In every case, the set of questions the MCP can answer reliably is smaller than the set of questions the team actually asks. The gap is where confident-wrong answers come from.

The honest test

If you want to know which of your AI questions are getting reliable answers, the test is straightforward but uncomfortable.

Pick a question your team asked an MCP-connected AI recently — ideally one whose answer drove a decision. Now go validate it by hand. Open Setup, walk every component the AI mentioned, check that they actually do what the AI said. Then walk every other component you can think of that might also be relevant. The ones the AI didn't mention.
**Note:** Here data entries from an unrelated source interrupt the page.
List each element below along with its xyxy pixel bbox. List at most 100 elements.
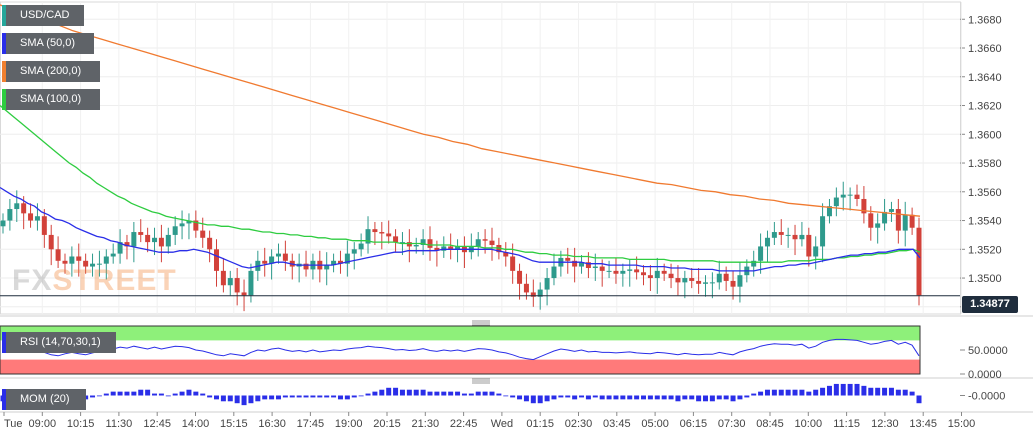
time-tick-label: 17:45 <box>297 418 325 430</box>
price-tick-label: 1.3500 <box>968 273 1002 285</box>
legend-mom[interactable]: MOM (20) <box>2 389 86 410</box>
time-tick-label: 20:15 <box>373 418 401 430</box>
mom-bar <box>716 395 722 400</box>
candle-body <box>413 244 419 247</box>
time-tick-label: 12:45 <box>143 418 171 430</box>
legend-symbol[interactable]: USD/CAD <box>2 5 84 26</box>
mom-bar <box>220 395 226 402</box>
mom-bar <box>482 391 488 396</box>
mom-bar <box>882 387 888 396</box>
mom-bar <box>379 389 385 396</box>
mom-bar <box>214 395 220 400</box>
mom-bar <box>785 389 791 396</box>
legend-rsi[interactable]: RSI (14,70,30,1) <box>2 332 116 353</box>
mom-bar <box>503 395 509 397</box>
candle-body <box>613 270 619 274</box>
mom-bar <box>96 395 102 397</box>
candle-body <box>530 292 536 297</box>
candle-body <box>751 260 757 267</box>
legend-sma50[interactable]: SMA (50,0) <box>2 33 94 54</box>
mom-bar <box>90 395 96 398</box>
mom-bar <box>902 389 908 396</box>
mom-bar <box>565 395 571 398</box>
mom-bar <box>647 395 653 400</box>
candle-body <box>172 226 178 235</box>
candle-body <box>344 253 350 264</box>
time-tick-label: Wed <box>491 418 513 430</box>
mom-bar <box>696 395 702 402</box>
time-tick-label: 07:30 <box>718 418 746 430</box>
time-tick-label: 09:00 <box>29 418 57 430</box>
candle-body <box>269 256 275 264</box>
candle-body <box>227 278 233 286</box>
mom-bar <box>489 391 495 396</box>
candle-body <box>764 237 770 247</box>
mom-bar <box>110 391 116 396</box>
time-tick-label: 16:30 <box>258 418 286 430</box>
candle-body <box>324 265 330 270</box>
candle-body <box>606 270 612 272</box>
candle-body <box>475 239 481 247</box>
candle-body <box>647 275 653 279</box>
mom-bar <box>606 395 612 400</box>
candle-body <box>124 242 130 247</box>
mom-bar <box>138 389 144 396</box>
mom-bar <box>158 393 164 396</box>
candle-body <box>503 252 509 257</box>
mom-bar <box>537 395 543 404</box>
candle-body <box>627 269 633 271</box>
mom-bar <box>434 391 440 396</box>
candle-body <box>372 229 378 233</box>
legend-sma100[interactable]: SMA (100,0) <box>2 89 100 110</box>
candle-body <box>847 194 853 196</box>
mom-bar <box>152 393 158 396</box>
mom-bar <box>826 385 832 396</box>
mom-bar <box>888 387 894 396</box>
legend-sma200[interactable]: SMA (200,0) <box>2 61 100 82</box>
mom-bar <box>282 395 288 398</box>
candle-body <box>882 211 888 224</box>
mom-bar <box>468 393 474 396</box>
mom-tick-label: -0.0000 <box>968 391 1005 403</box>
candle-body <box>702 282 708 284</box>
candle-body <box>634 269 640 273</box>
candle-body <box>234 278 240 293</box>
time-tick-label: 13:45 <box>909 418 937 430</box>
mom-bar <box>875 387 881 396</box>
candle-body <box>379 232 385 234</box>
candle-body <box>592 266 598 268</box>
mom-bar <box>200 393 206 396</box>
mom-bar <box>813 389 819 396</box>
time-tick-label: 15:15 <box>220 418 248 430</box>
candle-body <box>723 273 729 281</box>
mom-bar <box>117 391 123 396</box>
candle-body <box>716 273 722 283</box>
candle-body <box>482 239 488 241</box>
candle-body <box>854 194 860 199</box>
candle-body <box>62 260 68 264</box>
mom-bar <box>799 389 805 396</box>
mom-bar <box>758 391 764 396</box>
candle-body <box>833 197 839 207</box>
candle-body <box>138 232 144 235</box>
candle-body <box>441 246 447 251</box>
mom-bar <box>461 393 467 396</box>
candle-body <box>399 242 405 244</box>
candle-body <box>840 194 846 198</box>
mom-bar <box>275 395 281 400</box>
mom-bar <box>579 395 585 398</box>
mom-bar <box>868 387 874 396</box>
candle-body <box>200 230 206 238</box>
mom-bar <box>393 387 399 396</box>
time-tick-label: 12:30 <box>871 418 899 430</box>
mom-bar <box>234 395 240 404</box>
mom-bar <box>331 395 337 398</box>
candle-body <box>386 233 392 237</box>
mom-bar <box>585 395 591 400</box>
mom-bar <box>916 395 922 404</box>
candle-body <box>455 246 461 250</box>
candle-body <box>916 227 922 296</box>
candle-body <box>358 243 364 250</box>
mom-bar <box>145 389 151 396</box>
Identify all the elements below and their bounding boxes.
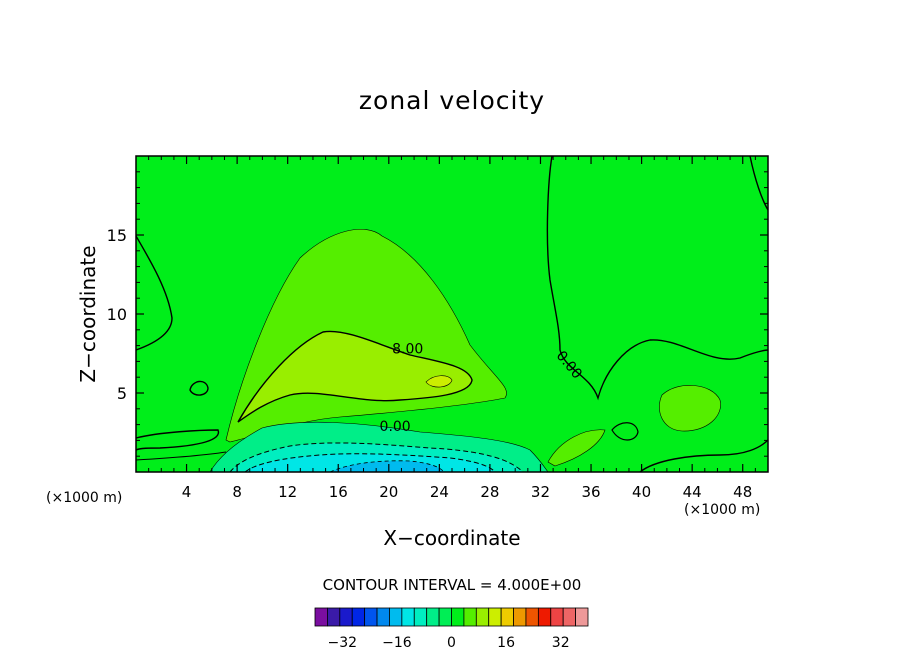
contour-right-patch: [659, 385, 721, 432]
colorbar-swatch: [426, 607, 440, 627]
x-unit-label-left: (×1000 m): [46, 490, 123, 506]
x-tick-label: 44: [683, 483, 702, 501]
contour-bump: [189, 380, 209, 396]
x-tick-label: 4: [182, 483, 192, 501]
colorbar-swatch: [401, 607, 415, 627]
contour-label: 0.00: [380, 419, 411, 435]
colorbar-swatch: [339, 607, 353, 627]
contour-lower-left: [135, 429, 220, 451]
x-unit-label-right: (×1000 m): [684, 502, 761, 518]
colorbar-tick-label: −32: [328, 635, 358, 651]
colorbar-swatch: [537, 607, 552, 627]
contour-lower-left-2: [135, 451, 227, 461]
colorbar-tick-label: 0: [447, 635, 456, 651]
x-tick-label: 16: [329, 483, 348, 501]
x-tick-label: 48: [733, 483, 752, 501]
x-tick-label: 36: [581, 483, 600, 501]
y-ticks: 5 10 15: [107, 171, 768, 457]
contour-label: 8.00: [392, 342, 423, 358]
colorbar-swatch: [463, 607, 477, 627]
contour-surface-minimum: [329, 460, 445, 473]
colorbar-swatch: [513, 607, 527, 627]
colorbar-swatch: [451, 607, 465, 627]
colorbar-swatch: [413, 607, 428, 627]
x-tick-label: 40: [632, 483, 651, 501]
x-tick-label: 32: [531, 483, 550, 501]
colorbar-swatch: [562, 607, 576, 627]
contour-jet-max: [425, 375, 453, 388]
chart-title: zonal velocity: [358, 86, 546, 115]
contour-lower-right-loop: [611, 422, 639, 441]
colorbar-tick-label: −16: [382, 635, 412, 651]
x-tick-label: 20: [379, 483, 398, 501]
colorbar-tick-label: 32: [552, 635, 570, 651]
x-tick-label: 24: [430, 483, 449, 501]
contour-small-patch: [547, 429, 606, 467]
x-tick-label: 8: [232, 483, 242, 501]
contour-zero-left: [135, 235, 173, 351]
colorbar-swatch: [327, 607, 341, 627]
colorbar-swatch: [389, 607, 403, 627]
colorbar-swatch: [575, 607, 589, 627]
colorbar-swatch: [364, 607, 378, 627]
colorbar-swatch: [525, 607, 539, 627]
contour-interval-label: CONTOUR INTERVAL = 4.000E+00: [322, 576, 582, 594]
x-tick-label: 12: [278, 483, 297, 501]
colorbar-swatch: [475, 607, 490, 627]
contour-zero-right: [546, 155, 769, 401]
x-tick-label: 28: [480, 483, 499, 501]
contour-jet: [237, 330, 473, 423]
colorbar-swatch: [488, 607, 502, 627]
y-tick-label: 10: [107, 305, 127, 324]
x-axis-label: X−coordinate: [383, 526, 521, 550]
contour-zero-edge: [749, 155, 769, 211]
colorbar-swatch: [550, 607, 564, 627]
colorbar-swatch: [438, 607, 452, 627]
colorbar-swatch: [351, 607, 366, 627]
x-ticks: 4 8 12 16 20 24 28 32 36 40 44 48: [148, 156, 756, 501]
colorbar-tick-label: 16: [497, 635, 515, 651]
colorbar-swatch: [500, 607, 514, 627]
y-tick-label: 5: [117, 384, 127, 403]
contour-lower-right: [639, 439, 769, 473]
y-tick-label: 15: [107, 226, 127, 245]
colorbar-swatch: [314, 607, 328, 627]
colorbar-swatch: [376, 607, 390, 627]
colorbar: −32 −16 0 16 32: [314, 607, 589, 651]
Two questions to ask yourself at the end:

Did the AI list everything?
Were the things it listed accurate?

If both answers are yes, you were in L2 territory and your MCP setup served you. If either answer is no, you were asking an L3 question with L2 tools, and you walked into the trap.

Do this five times, with five different questions, and you'll have a real sense of where the line is for your specific setup. Most teams haven't done it once.

What L2 is actually best at

The fix isn't "stop using MCP." MCP is great at what it does. The fix is to use L2 tools for L2 questions and stop expecting them to scale up.

A useful default: anything that touches one specific component, one record, one file — L2 territory, trust the answer (and verify on anything material). Anything that touches the relationships between components, the dependencies, the whole-org behavior — L3 territory, and your MCP is guessing.

Sweep's MCP server exists for this distinction. The Sweep MCP doesn't replace your DX MCP or your hosted MCP — it sits alongside them, exposing the metadata graph as a tool. When the AI asks "what references this field," Sweep returns the full answer from the graph. When the AI asks "show me this record," your existing MCP returns it. Each tool serves its layer.

For L2 work that's expanding into L3 — and most enterprise Salesforce work eventually is — that's the architecture that actually closes the loop.

The bottom line

MCP works. Use it. Trust it for L2 work. Verify the results on anything that drives a decision.

For L3 and L4 questions — the ones about the whole org and about change over time — assume your MCP-only setup is guessing until you can prove otherwise. The fix isn't a better prompt. It's a graph between the AI and the org.

If you've never sat down to map which of your questions are L2 versus L3, that's the first piece of work. Start with the framework. The rest follows from there.